- [pdf] [supp]
Refine and Redistribute: Multi-Domain Fusion and Dynamic Label Assignment for Unbiased Scene Graph Generation
Scene Graph Generation (SGG) plays an important role in enhancing visual image comprehension. However, existing approaches often struggle to represent implicit relationship features, resulting in a limited ability to distinguish predicates.
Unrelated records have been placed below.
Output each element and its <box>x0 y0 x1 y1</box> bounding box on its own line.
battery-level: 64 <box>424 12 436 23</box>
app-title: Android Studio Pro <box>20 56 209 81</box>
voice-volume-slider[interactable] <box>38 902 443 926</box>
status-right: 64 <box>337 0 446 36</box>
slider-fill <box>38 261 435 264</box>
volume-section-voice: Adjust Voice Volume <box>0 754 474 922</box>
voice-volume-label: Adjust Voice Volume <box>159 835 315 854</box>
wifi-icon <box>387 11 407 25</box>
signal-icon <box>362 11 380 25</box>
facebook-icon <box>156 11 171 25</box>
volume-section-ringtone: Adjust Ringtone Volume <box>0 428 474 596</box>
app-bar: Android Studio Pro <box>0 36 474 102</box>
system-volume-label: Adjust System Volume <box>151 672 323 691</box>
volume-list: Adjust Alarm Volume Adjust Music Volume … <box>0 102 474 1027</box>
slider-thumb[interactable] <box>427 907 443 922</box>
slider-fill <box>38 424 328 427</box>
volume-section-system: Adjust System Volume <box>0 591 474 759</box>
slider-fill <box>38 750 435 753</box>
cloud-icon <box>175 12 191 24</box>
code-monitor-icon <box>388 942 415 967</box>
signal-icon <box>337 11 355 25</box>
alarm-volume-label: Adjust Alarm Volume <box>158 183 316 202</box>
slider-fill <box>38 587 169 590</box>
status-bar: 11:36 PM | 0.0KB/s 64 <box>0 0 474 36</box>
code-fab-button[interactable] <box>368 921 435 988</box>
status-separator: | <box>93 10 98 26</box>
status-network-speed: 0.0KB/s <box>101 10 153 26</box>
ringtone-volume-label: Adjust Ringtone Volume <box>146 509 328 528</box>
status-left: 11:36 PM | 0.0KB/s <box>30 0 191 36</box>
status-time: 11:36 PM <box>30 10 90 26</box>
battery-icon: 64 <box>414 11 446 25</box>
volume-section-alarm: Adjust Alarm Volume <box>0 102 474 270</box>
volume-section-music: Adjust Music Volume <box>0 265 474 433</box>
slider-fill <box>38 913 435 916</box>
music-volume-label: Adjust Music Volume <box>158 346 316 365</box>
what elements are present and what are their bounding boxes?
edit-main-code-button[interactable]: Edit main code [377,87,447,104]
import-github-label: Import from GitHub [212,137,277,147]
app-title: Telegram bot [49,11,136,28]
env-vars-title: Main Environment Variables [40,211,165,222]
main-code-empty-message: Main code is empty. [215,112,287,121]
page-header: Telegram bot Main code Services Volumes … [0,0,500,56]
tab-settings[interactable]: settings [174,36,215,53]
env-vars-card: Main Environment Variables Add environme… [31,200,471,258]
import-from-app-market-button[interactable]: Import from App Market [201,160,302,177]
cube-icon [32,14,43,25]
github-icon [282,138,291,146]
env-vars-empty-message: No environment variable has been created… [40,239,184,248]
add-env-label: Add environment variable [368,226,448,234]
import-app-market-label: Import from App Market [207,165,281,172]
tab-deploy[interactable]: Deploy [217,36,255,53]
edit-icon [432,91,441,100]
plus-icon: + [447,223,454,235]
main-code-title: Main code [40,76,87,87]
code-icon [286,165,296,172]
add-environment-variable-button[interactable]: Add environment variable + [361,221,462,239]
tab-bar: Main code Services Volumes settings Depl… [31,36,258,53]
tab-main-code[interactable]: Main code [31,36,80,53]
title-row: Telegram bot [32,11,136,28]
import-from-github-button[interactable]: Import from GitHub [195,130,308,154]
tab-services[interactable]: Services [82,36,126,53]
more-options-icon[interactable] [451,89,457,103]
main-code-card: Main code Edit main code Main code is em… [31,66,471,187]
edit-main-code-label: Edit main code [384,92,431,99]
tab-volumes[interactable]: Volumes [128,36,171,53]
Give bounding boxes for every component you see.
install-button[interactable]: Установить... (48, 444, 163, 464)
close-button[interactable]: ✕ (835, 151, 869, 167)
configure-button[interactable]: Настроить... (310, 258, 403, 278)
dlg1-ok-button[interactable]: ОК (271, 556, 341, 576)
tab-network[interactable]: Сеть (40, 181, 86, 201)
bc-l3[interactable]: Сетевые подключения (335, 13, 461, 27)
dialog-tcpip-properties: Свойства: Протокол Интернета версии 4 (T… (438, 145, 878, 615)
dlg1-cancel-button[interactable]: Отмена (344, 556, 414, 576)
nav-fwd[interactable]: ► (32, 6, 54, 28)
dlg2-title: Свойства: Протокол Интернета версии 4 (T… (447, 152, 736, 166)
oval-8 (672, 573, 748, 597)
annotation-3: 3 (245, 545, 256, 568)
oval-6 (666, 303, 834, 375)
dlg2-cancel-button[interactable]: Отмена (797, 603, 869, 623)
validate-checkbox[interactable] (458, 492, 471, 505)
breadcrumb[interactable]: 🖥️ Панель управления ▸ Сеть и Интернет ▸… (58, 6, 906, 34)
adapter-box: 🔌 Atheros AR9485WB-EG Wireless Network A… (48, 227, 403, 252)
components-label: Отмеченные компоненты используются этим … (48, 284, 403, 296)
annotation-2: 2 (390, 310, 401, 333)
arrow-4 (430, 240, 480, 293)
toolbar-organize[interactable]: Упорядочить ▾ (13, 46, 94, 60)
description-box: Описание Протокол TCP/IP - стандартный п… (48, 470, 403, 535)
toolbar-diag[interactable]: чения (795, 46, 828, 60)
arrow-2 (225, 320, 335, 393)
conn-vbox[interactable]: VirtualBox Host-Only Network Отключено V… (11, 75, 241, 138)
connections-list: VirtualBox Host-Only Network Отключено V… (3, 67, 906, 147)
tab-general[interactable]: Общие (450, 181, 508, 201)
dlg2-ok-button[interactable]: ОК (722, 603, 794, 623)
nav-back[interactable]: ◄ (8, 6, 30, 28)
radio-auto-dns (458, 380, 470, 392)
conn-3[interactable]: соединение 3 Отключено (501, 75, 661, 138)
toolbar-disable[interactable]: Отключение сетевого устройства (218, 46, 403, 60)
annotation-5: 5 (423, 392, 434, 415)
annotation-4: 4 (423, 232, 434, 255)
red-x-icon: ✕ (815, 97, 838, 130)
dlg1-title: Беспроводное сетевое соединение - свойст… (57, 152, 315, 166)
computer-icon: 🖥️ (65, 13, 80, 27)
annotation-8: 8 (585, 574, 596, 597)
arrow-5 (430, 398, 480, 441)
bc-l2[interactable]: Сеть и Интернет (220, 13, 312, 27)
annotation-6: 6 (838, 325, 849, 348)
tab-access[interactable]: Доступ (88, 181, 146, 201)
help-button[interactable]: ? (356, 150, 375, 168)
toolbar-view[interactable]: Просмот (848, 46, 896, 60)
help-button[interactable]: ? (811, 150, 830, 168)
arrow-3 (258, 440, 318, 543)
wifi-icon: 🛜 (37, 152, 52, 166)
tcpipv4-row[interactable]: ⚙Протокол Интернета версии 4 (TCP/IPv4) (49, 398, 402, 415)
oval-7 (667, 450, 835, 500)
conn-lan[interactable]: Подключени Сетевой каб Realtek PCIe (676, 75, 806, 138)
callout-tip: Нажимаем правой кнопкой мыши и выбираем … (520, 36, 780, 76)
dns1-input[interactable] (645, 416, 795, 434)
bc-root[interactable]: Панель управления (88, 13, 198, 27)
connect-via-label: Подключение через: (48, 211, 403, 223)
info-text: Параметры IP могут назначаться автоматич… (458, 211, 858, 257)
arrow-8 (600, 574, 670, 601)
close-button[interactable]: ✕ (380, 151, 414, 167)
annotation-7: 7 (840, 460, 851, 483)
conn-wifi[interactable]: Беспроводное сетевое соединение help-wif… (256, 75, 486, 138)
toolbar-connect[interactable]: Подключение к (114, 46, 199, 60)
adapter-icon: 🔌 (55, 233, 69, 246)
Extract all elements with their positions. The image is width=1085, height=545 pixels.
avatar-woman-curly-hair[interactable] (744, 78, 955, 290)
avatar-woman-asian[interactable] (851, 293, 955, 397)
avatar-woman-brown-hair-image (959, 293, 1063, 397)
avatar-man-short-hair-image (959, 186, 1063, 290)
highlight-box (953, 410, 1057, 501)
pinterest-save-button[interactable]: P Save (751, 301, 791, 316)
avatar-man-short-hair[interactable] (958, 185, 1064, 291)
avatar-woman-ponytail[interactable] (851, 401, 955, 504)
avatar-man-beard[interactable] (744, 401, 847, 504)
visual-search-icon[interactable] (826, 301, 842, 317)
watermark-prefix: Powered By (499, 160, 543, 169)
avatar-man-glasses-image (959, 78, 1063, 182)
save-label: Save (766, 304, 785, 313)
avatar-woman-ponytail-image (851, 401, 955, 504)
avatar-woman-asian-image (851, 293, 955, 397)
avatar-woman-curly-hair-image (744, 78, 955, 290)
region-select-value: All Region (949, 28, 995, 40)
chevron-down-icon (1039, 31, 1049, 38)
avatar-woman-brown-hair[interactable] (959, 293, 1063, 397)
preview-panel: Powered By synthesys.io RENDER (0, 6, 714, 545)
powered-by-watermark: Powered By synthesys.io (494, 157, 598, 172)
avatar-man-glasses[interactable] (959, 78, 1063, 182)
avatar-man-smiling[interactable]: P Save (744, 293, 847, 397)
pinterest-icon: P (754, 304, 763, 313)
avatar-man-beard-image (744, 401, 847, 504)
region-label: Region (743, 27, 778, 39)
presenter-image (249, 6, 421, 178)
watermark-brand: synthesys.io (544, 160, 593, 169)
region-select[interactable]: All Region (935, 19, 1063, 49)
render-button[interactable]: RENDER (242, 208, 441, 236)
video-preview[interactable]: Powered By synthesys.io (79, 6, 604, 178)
Meanwhile, they are vulnerable to skewed instance distributions, which impairs effective training for fine-grained predicates. To address these problems, we propose a novel feature refinement and data redistribution framework (RAR). Specifically, a multi-domain fusion (MDF) module is designed to acquire comprehensive predicate representations, integrating global knowledge from the contextual domain and local details in the spatial-frequency domains. Then, we introduce a dynamic label assignment (DLA) strategy to tackle the long-tailed problem. Different predicate categories are adaptively grouped, accommodating varying training conditions. Guided by this strategy, we leverage a hierarchical auto-encoder to generate siamese samples, expanding the label cardinality. Furthermore, we explore the updated sample space to derive reliable samples and assign tailored labels, ultimately achieving the data rebalancing. Experiments on VG and GQA demonstrate that our model contributes to correcting prediction bias and achieves a significant improvement of approximately 10% in mean recall compared to baseline models.